Thank you for your interest in contributing to the Retherswap interface!
Before running anything, you'll need to install the dependencies:
npm install
npm run start
The interface should automatically open. If it does not, navigate to [http://localhost:3000].
npm run build
To serve the production build:
serve -s build
Then, navigate to [http://localhost:3000] to see it.
Code merged into the main
branch of this repository should adhere to high standards of correctness and maintainability.
Use your best judgment when applying these standards.
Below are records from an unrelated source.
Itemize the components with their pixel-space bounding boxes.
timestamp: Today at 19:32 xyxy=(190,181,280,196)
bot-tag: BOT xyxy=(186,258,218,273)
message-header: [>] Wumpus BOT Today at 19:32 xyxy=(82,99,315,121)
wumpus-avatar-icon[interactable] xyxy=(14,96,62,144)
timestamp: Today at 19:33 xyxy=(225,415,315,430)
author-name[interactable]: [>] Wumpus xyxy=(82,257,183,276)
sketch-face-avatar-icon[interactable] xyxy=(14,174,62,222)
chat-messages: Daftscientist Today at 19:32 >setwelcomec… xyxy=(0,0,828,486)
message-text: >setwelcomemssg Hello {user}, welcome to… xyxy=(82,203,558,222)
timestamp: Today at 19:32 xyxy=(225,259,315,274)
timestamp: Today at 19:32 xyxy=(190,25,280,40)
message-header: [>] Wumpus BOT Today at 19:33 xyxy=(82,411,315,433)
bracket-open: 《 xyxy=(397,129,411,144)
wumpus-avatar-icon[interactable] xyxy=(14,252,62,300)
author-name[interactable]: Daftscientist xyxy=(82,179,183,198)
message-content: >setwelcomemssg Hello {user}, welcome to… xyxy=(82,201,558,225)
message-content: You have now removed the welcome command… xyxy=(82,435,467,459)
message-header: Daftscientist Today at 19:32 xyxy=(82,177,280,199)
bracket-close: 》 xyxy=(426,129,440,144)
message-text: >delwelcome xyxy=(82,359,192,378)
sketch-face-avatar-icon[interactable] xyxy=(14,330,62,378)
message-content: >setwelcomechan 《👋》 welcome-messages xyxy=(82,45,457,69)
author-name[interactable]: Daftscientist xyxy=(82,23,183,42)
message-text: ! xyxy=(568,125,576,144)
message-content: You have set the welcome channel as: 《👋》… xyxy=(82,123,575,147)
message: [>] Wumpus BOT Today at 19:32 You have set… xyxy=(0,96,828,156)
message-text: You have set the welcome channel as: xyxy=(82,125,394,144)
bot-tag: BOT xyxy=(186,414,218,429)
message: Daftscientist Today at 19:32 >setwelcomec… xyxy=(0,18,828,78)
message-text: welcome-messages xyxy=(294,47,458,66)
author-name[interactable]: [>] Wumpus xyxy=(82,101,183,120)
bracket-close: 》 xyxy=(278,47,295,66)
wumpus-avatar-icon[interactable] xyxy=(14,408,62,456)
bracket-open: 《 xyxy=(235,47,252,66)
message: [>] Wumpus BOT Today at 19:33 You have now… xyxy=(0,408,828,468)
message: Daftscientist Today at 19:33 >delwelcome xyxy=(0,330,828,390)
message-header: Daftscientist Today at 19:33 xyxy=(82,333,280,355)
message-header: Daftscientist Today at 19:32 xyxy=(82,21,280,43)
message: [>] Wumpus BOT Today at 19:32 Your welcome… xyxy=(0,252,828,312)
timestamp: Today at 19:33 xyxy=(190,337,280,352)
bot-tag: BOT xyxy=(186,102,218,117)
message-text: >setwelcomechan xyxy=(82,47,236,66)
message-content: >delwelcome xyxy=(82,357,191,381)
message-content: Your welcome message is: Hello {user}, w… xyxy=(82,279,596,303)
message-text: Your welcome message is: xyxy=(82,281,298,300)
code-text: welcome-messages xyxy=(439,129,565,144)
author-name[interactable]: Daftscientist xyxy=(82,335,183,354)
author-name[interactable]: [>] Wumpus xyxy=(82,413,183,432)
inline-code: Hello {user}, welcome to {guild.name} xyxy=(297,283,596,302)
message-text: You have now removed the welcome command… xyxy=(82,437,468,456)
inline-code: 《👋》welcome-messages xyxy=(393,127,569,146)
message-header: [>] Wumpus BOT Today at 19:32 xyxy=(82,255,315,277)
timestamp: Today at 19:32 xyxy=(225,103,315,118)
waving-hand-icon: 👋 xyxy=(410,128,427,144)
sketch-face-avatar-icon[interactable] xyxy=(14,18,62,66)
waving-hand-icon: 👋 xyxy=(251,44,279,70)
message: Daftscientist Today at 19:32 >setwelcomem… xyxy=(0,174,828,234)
If code is in the critical path, will be frequently visited, or
makes large architectural changes, consider following all the standards.
- Have at least one engineer approve of large code refactorings
- At least manually test small code changes, prefer automated tests
- Thoroughly unit test when code is not obviously correct
- If something breaks, add automated tests so it doesn't break again
- Add integration tests for new pages or flows
- Verify that all CI checks pass before merging
- Have at least one product manager or designer approve of any significant UX changes
The following points should help guide your development:
- Security: the interface is safe to use
- Avoid adding unnecessary dependencies due to supply chain risk
- Reproducibility: anyone can build the interface
- Avoid adding steps to the development/build processes
- The build must be deterministic, i.e. a particular commit hash always produces the same build
- Decentralization: anyone can run the interface
- An Ethereum node should be the only critical dependency
- All other external dependencies should only enhance the UX (graceful degradation)
- Accessibility: anyone can use the interface
- The interface should be responsive, small and also run well on low performance devices (majority of swaps on mobile!)
Releases are cut automatically from the main
branch Monday-Thursday in the morning according to the release workflow.
Fix pull requests should be merged whenever ready and tested.
If a fix is urgently needed in production, releases can be manually triggered on GitHub
after the fix is merged into main
.
Features should not be merged into main
until they are ready for users.
When building larger features or collaborating with other developers, create a new branch from main
to track its development.
Use the automatic Vercel preview for sharing the feature to collect feedback.
When the feature is ready for review, create a new pull request from the feature branch into main
and request reviews from
the appropriate UX reviewers (PMs or designers).
Start with issues with the label
good first issue
.
Thanks for contributing to Retherswap!